Dunedin, New Zealand, my city - my people

Friday, September 12, 2008

"...end of discussion, no question!!"

Why do we do it? The subject vexing me today is very definite sounding people. They annoy me. My worst self mumbles against them and uses words like, "Bloody know-alls!". My best self asks the question why do they feel that they have to sound like that? It seems to be an affliction that is often found in men, but not exclusively so.

Let me give you a "safe" example. A lot of firemen were very generous in January and came out and cut down two massive trees on my property. One was a gum tree, the other a poplar tree. The question was asked what should we do with the poplar wood. Several came up with a very definite answer. "It is useless as a firewood! We will just dump it!" Their tone, body language and gestures all said, "end of discussion, no question...that's it." Well I am partial to any free firewood, no matter how cool burning it is, and I managed to get them to save quite a heap of it. In my opinion, while not as hot as many other woods, and leaving quite a bit of ash, it is still an OK free firewood that dries quickly. For my purposes it is fine... I will accept for their purposes and their economy it may be a waste of time, but it is a matter of opinion, perspective and circumstance. Why do they need to sound so definite about their experience and generalise it? Another issue came up. I was told in definite terms, that I would have to split all the wood very quickly. "In six months time it will be impossible to split! Hire a machine and do it." It is eight months down the track and the wood is splitting just as easy, and possibly even easier than when it was first cut. Again, it was said in a definite, no question, dogmatic way! It is so often the way we men feel we have to state our opinions. For some reason we feel we must sound strong, definite and knowledgeable. I commented at the fire station the other day that... "I have learned that if I wanted to know anything I just had to ask, and there would be firemen who would tell me the answer." Then I added, "Whether they actually know the answer or not!"

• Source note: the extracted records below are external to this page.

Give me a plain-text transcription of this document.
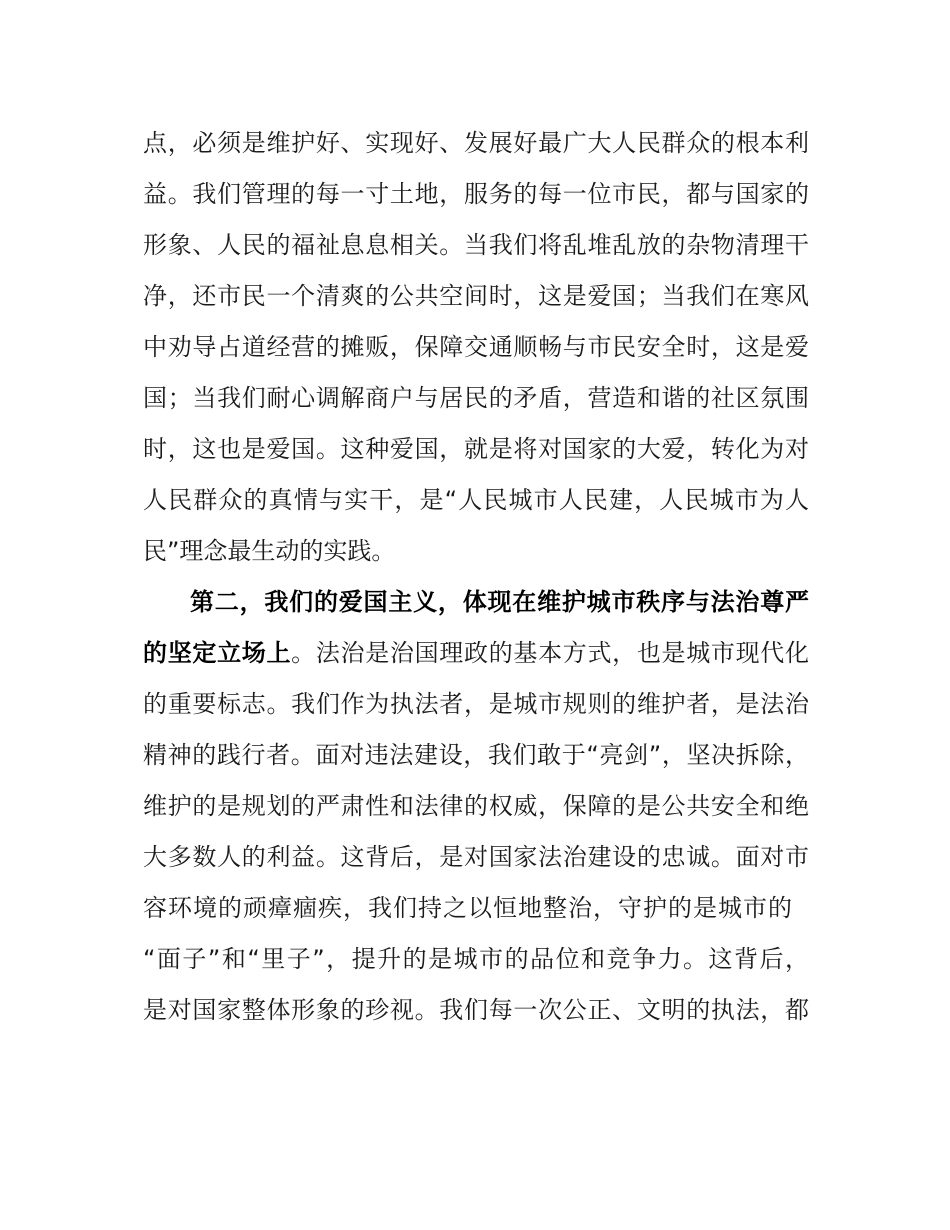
点，必须是维护好、实现好、发展好最广大人民群众的根本利
益。我们管理的每一寸土地，服务的每一位市民，都与国家的
形象、人民的福祉息息相关。当我们将乱堆乱放的杂物清理干
净，还市民一个清爽的公共空间时，这是爱国；当我们在寒风
中劝导占道经营的摊贩，保障交通顺畅与市民安全时，这是爱
国；当我们耐心调解商户与居民的矛盾，营造和谐的社区氛围
时，这也是爱国。这种爱国，就是将对国家的大爱，转化为对
人民群众的真情与实干，是“人民城市人民建，人民城市为人
民”理念最生动的实践。
第二，我们的爱国主义，体现在维护城市秩序与法治尊严
的坚定立场上。法治是治国理政的基本方式，也是城市现代化
的重要标志。我们作为执法者，是城市规则的维护者，是法治
精神的践行者。面对违法建设，我们敢于“亮剑”，坚决拆除，
维护的是规划的严肃性和法律的权威，保障的是公共安全和绝
大多数人的利益。这背后，是对国家法治建设的忠诚。面对市
容环境的顽瘴痼疾，我们持之以恒地整治，守护的是城市的
“面子”和“里子”，提升的是城市的品位和竞争力。这背后，
是对国家整体形象的珍视。我们每一次公正、文明的执法，都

Over the years I have attended endless church board meetings, meetings of community groups and heaps of discussion groups. Again and again conversation, discussion and exploration is stifled by this sort of "end of discussion, definite, no nonsense" way of expressing opinions. You can be discussing a new project and someone will say..."You cant do it, (such and such) wont allow it!" Why cant you say, "You may find that an obstacle you have to get through is...." and leave the floor open for other perspectives and options. Why not say for instance, "In my experience I have found poplar wood to be cooler than I want a wood to be".... or whatever? It still leaves the door open for a different experience or perspective. Some how we think it sounds manly to be dogmatic. It takes a strong person to question it. It often brings about destructive conflict because people of a different opinion feel they have to be just as belligerent back again. Often it leaves quieter people with different opinions feeling like they don't matter, and they are left out. Sometimes truly wise people's opinion is lost. It stifles growth and exploration and lateral thinking. Creativity is squashed. Why do we do it? Often I find it is a way we mask our own inner insecurity. Like the preacher who had in the notes of his sermon, "Argument weak here, shout louder!" Sometimes it is like an old lion still wanting to roar and say, "I am still here!"

Why do we have to share our opinions as if they were indisputable facts? It takes only a little extra thought to reword them, still share our opinion, but allow others to have their perspective heard. I believe it is helpful to remember to share our opinions, as opinions. There is a big difference in what it does for the people sharing the conversation with us.